Elsewhere GSK is investing R&D funding into synthetic biology, an area Lynch believes will have a “significant” impact on the development and manufacture of active pharmaceutical ingredients. Active ingredients are the parts of the drug that produce the desired effect on the body. Synthetic biology applies engineering principles to the development and manipulation of molecules, cells and biological systems to make new organisms such as enzymes, genetic circuits and cells. For example, pharmaceutical compounds are cultivated in plants and harvested, instead of chemically produced through reactions. Earlier this year the government invested £40 million in three new synthetic biology research centres, one of which is in Bristol and will develop new antibiotics, vaccines and anti-cancer drugs.

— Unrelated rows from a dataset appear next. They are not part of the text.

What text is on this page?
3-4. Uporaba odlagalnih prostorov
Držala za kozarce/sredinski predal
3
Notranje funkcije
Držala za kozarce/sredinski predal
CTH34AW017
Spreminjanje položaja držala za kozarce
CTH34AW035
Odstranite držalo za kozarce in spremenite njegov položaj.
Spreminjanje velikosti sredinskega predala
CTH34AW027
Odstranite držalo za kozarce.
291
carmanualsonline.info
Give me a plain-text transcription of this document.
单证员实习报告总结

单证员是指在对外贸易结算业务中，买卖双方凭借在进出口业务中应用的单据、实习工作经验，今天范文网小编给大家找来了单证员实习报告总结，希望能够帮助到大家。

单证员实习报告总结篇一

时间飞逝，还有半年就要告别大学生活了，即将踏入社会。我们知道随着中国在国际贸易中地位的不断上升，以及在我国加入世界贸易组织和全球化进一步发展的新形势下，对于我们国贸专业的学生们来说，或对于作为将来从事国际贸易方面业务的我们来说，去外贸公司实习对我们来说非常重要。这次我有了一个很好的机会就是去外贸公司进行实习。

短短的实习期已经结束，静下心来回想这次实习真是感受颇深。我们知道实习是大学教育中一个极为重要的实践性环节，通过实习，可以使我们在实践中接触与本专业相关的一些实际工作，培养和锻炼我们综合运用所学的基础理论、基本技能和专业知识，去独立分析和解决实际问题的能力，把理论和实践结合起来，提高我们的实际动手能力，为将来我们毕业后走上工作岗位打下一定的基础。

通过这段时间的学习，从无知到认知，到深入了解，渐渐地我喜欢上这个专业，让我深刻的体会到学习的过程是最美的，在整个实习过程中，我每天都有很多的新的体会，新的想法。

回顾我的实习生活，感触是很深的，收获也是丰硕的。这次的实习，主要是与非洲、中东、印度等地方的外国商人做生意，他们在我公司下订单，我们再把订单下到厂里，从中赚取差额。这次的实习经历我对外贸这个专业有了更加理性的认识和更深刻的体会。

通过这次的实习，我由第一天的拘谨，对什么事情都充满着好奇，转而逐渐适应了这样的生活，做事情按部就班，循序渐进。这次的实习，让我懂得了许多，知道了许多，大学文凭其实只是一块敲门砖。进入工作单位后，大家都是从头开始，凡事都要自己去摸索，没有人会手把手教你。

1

The other area of investment for GSK, like many other large pharmaceutical companies, is the development of manufacturing processes and plants for biopharmaceuticals. GSK is building a biopharmaceutical plant at Ulverston, Cumbria, its first new plant in the UK for 40 years. Work on the £350 million plant is expected to start next year and to be complete by 2021. Its development is complex and expensive, primarily because it involves dealing with living cell cultures. The main difference with organic cell cultures is that they are larger molecules that require careful handling, with a significant number of separation and purification steps. However, the result is medicines that have a more targeted action, which helps increase efficacy, says Lynch.
Continuous manufacturing and new biological-based processes and technologies mean engineers within the pharmaceutical sector are facing an unprecedented period of change. It is a massive challenge to meet both the market and society’s demands for medicines while innovating sufficiently in product development and manufacturing. The importance of this challenge is made all the more urgent when diseases such as Ebola afflict thousands of people.